Talvez você ainda encontre um post ou outro sobre os meus desatinos e anseios, que serão publicados diretamente na página inicial da Palavras Temperadas e não serão enviados para o seu e-mail.
Obrigada por estar aqui e Feliz 2025 pra gente.
PS: desde que vi o filme Ainda estou aqui, quero falar sobre o suflê de queijo e a questão da comida no filme. O perfil Comer História fez isso por mim (e muito melhor) e ainda deu a deixa sobre o que essa temporada da newsletter quer trazer. Veja o filme, faça suflê!
Comida é arte?
Bebida é água
Comida é pasto
Você tem sede de quê?
Você tem fome de quê?
A gente não quer só comida
A gente quer comida, diversão e arte
A gente não quer só comida
A gente quer saída para qualquer parte
A gente não quer só comida
A gente quer bebida, diversão, balé
A gente não quer só comida
A gente quer a vida como a vida quer
Bebida é água
Comida é pasto
Você tem sede de quê?
Você tem fome de quê?
A gente não quer só comer
A gente quer comer e quer fazer amor
A gente não quer só comer
A gente quer prazer pra aliviar a dor
A gente não quer só dinheiro
A gente quer dinheiro e felicidade
A gente não quer só dinheiro
A gente quer inteiro e não pela metade
Bebida é água
Comida é pasto
Você tem sede de quê? (De quê?)
Você tem fome de quê?
A gente não quer só comida
A gente quer comida, diversão e arte
A gente não quer só comida
A gente quer saída para qualquer parte
A gente não quer só comida
A gente quer bebida, diversão, balé
A gente não quer só comida
A gente quer a vida como a vida quer
A gente não quer só comer
A gente quer comer e quer fazer amor
A gente não quer só comer
A gente quer prazer pra aliviar a dor
A gente não quer só dinheiro
A gente quer dinheiro e felicidade
A gente não quer só dinheiro
A gente quer inteiro e não pela metade
Diversão e arte
Para qualquer parte
Diversão, balé
Como a vida quer
Desejo, necessidade, vontade
Necessidade, desejo, é
Necessidade, vontade, é
Necessidade
Composição: Arnaldo Antunes / Marcelo Fromer / Sérgio Britto.
A letra acima, imagino que você já conheça, é da música do Titãs, banda de rock nacional, e vou usá-la como fio condutor da primeira carta dessa temporada de 2025 da Newsletter Palavras Temperadas.
Não é a minha música favorita deles e muito menos a música que tem a comida como protagonista que mais amo.
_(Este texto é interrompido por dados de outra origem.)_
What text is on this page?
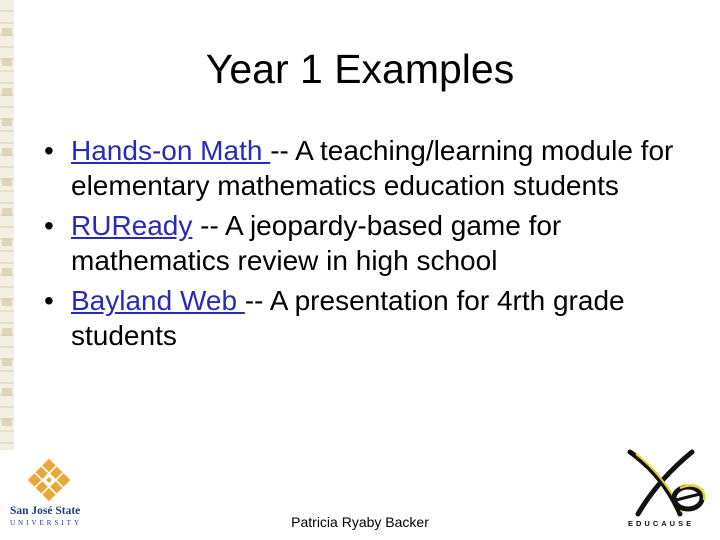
Year 1 Examples
• Hands-on Math -- A teaching/learning module for elementary mathematics education students
• RUReady -- A jeopardy-based game for mathematics review in high school
• Bayland Web -- A presentation for 4rth grade students
San José State
UNIVERSITY	Patricia Ryaby Backer	EDUCAUSE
No entanto, para ilustrar a ideia e dar uma cutucada no tema, ela é perfeita.
Ela nos traz algumas perguntas que deveríamos fazer com mais frequência e que no automático da vida, na necessidade de nos saciarmos, se perde.
A música, composta em 1987, é uma grande crítica social, seja sobre a própria falta de comida - embora não fique claro, eu entendo que ela esteja ali -, seja sobre saciar a nossa fome com o quê, efetivamente? O que mais nos alimenta, além da comida? Arte, dinheiro, sexo, tempo?
Desejo, necessidade e vontade. A gente satisfaz a nossa necessidade vital, mas não o nosso desejo. Sem comida, podemos ir para qualquer lugar? Sendo assim, seu direito de ir e vir é real? Temos efetivamente acesso ao mundo da arte na sua totalidade? Quem consegue ter acesso à arte quando está com fome? Queremos não só comer por comer, queremos saborear a vida. Que a comida não seja apenas para não morrermos de fome. E a fome mata.
Calma, não vou levantar bandeiras, embora você saiba que tudo é político. Mas a gente também não pode deixar de falar sobre expressões artísticas sem colocar a questão do acesso. E mesmo correndo o risco de cair em contradição, não tem como dissociar a arte das questões sociais.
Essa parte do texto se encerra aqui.